Hanne Kjaergaard , Jorn Olsen , Bent Ottesen , Per Nyberg and Anna-Karin Dykes
BMC Pregnancy and Childbirth 2008, 8:45doi:10.1186/1471-2393-8-45
Published: 6 October 2008
In nulliparous women dystocia is the most common obstetric problem and its etiology is largely unknown. The frequency of augmentation and cesarean delivery related to dystocia is high although it is not clear if a slow progress justifies the interventions. Studies of risk factors for dystocia often do not provide diagnostic criteria for the diagnosis. The aim of the present study was to identify obstetric and clinical risk indicators of dystocia defined by strict and explicit criteria.

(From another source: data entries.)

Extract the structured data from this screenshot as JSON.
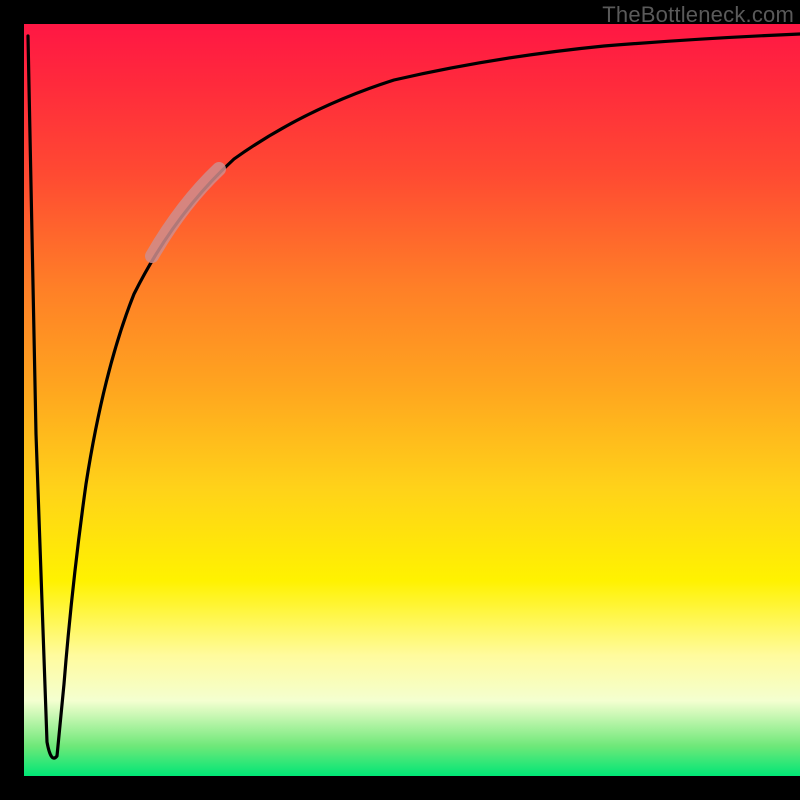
{
  "watermark": "TheBottleneck.com",
  "chart_data": {
    "type": "line",
    "title": "",
    "xlabel": "",
    "ylabel": "",
    "xlim": [
      0,
      100
    ],
    "ylim": [
      0,
      100
    ],
    "grid": false,
    "legend_position": "none",
    "series": [
      {
        "name": "bottleneck-curve",
        "x": [
          0.5,
          1.5,
          3,
          4,
          5,
          6,
          8,
          10,
          13,
          16,
          20,
          25,
          30,
          35,
          40,
          50,
          60,
          70,
          80,
          90,
          100
        ],
        "y": [
          98,
          45,
          3,
          2,
          10,
          25,
          45,
          58,
          68,
          75,
          80,
          84,
          87,
          89,
          90.5,
          92.5,
          93.8,
          94.7,
          95.3,
          95.8,
          96.2
        ]
      }
    ],
    "annotations": [
      {
        "name": "highlight-segment",
        "x_range": [
          16,
          23
        ],
        "note": "thick pale overlay on curve"
      }
    ],
    "colors": {
      "curve": "#000000",
      "highlight": "#d08a8a",
      "gradient_top": "#ff1744",
      "gradient_bottom": "#00e676",
      "frame": "#000000"
    }
  }
}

A multi-centre population based cohort study with prospectively collected data from 2810 nulliparous women in term spontaneous labour with a singleton infant in cephalic presentation. Data were collected by self-administered questionnaires and clinical data-records. Logistic regression analyses were used to estimate adjusted Odds Ratios (OR) and 95% confidence intervals (CI) are given.
The following characteristics, present at admission to hospital, were associated with dystocia during labour (OR, 95% CI): dilatation of cervix < 4 cm (1.63, 1.38-1.92), tense cervix (1.31, 1.04-1.65), thick lower segment (1.32, 1.09-1.61), fetal head above the inter-spinal diameter (2.29, 1.80-2.92) and poor fetal head-to-cervix contact (1.83, 1.31-2.56). The use of epidural analgesia (5.65, 4.33-7.38) was also associated with dystocia.
Vaginal examinations at admission provide useful information on risk indicators for dystocia. The strongest risk indicator was use of epidural analgesia and if part of that is causal, it is of concern.